Patients were cared for in recovery areas whilst others were transferred out of critical care beds before they were ready to.
The hospital also persistently failed to meet the national waiting time targets, with some patients experiencing delays of more than 18 weeks from referral to treatment.
Those nearing the end of their life were not identified and their needs were therefore not always assessed, while operations were often cancelled due to a lack of available beds.
Morale was low and the CQC said a previous staff survey for the trust as a whole found work related stress to be 44%, the joint highest rate in the country for an acute trust, while 32% recommend it as a place to work - the third lowest in the country.
“Overall, we rated this hospital as ‘inadequate’,” the report concluded.
“We found urgent and emergency care, medical care (including care for older people), surgery, services for children and young people, outpatients and diagnostic imaging and services for those patients requiring end of life care were inadequate. Significant improvements are required in these core services.
“We found that maternity and gynaecology and critical care require improvement.
“We rated this hospital as inadequate for safe, effective, responsive and well-led, and rated caring as requires improvement.”
The trust was £13.3 million off its financial plan at the end of September 2014, with it forecast to be £64.1 million in deficit by the year’s end.
Inspectors spent six days at Whipps Cross in November, visiting the hospital unannounced twice and identifying 15 areas where the trust must make improvements.
Since the inspection the CQC has issued four warning notices requiring the trust to improve the care and welfare of patients, its system for assessing and monitoring services, staffing levels, and handling of complaints.
Sir Mike said: “Our inspection of Whipps Cross University Hospital has highlighted a number of serious concerns surrounding poor leadership, a culture of bullying, and low staffing which has led to risks to patient safety.

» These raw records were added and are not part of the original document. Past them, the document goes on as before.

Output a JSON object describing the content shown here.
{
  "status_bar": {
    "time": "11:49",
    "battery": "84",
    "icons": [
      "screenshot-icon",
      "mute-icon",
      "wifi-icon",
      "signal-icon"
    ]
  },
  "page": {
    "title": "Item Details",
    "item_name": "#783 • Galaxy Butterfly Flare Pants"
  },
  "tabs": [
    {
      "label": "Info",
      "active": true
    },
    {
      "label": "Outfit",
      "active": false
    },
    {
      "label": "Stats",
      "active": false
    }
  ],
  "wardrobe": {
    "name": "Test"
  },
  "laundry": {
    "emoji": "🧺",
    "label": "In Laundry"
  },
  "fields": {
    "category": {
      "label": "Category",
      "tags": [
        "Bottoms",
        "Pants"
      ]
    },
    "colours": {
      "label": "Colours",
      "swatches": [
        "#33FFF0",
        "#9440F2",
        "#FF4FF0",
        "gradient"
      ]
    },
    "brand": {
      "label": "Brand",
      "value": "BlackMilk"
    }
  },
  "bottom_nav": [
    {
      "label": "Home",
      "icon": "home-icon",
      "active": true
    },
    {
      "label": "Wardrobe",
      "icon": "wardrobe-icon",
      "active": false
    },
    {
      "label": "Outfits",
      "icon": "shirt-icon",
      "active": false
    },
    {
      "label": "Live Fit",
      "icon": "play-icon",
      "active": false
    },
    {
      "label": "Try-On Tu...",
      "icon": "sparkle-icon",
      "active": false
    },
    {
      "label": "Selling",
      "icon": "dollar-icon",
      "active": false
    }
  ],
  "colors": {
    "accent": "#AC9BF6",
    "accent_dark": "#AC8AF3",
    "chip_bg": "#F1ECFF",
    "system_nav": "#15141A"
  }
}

“There is a large section of the population in East London who depend on this hospital and they are entitled to services which provide safe, effective, compassionate and high quality care.
“Barts Health NHS Trust has not given sufficient priority to safety.”
The trust’s chief executive, Peter Morris, said: “The special measures regime is designed to aid service improvement by providing help and support where it is most needed. It has worked well with NHS organisations in other parts of the country and I am confident it will work here.
“Barts Health is committed to ensuring the safety and welfare of every one of its patients. This report describes services that fall a long way short of what we aspire to. We are very sorry for the failings identified by the CQC in some of our services at Whipps Cross and we know the trust has a big challenge ahead.”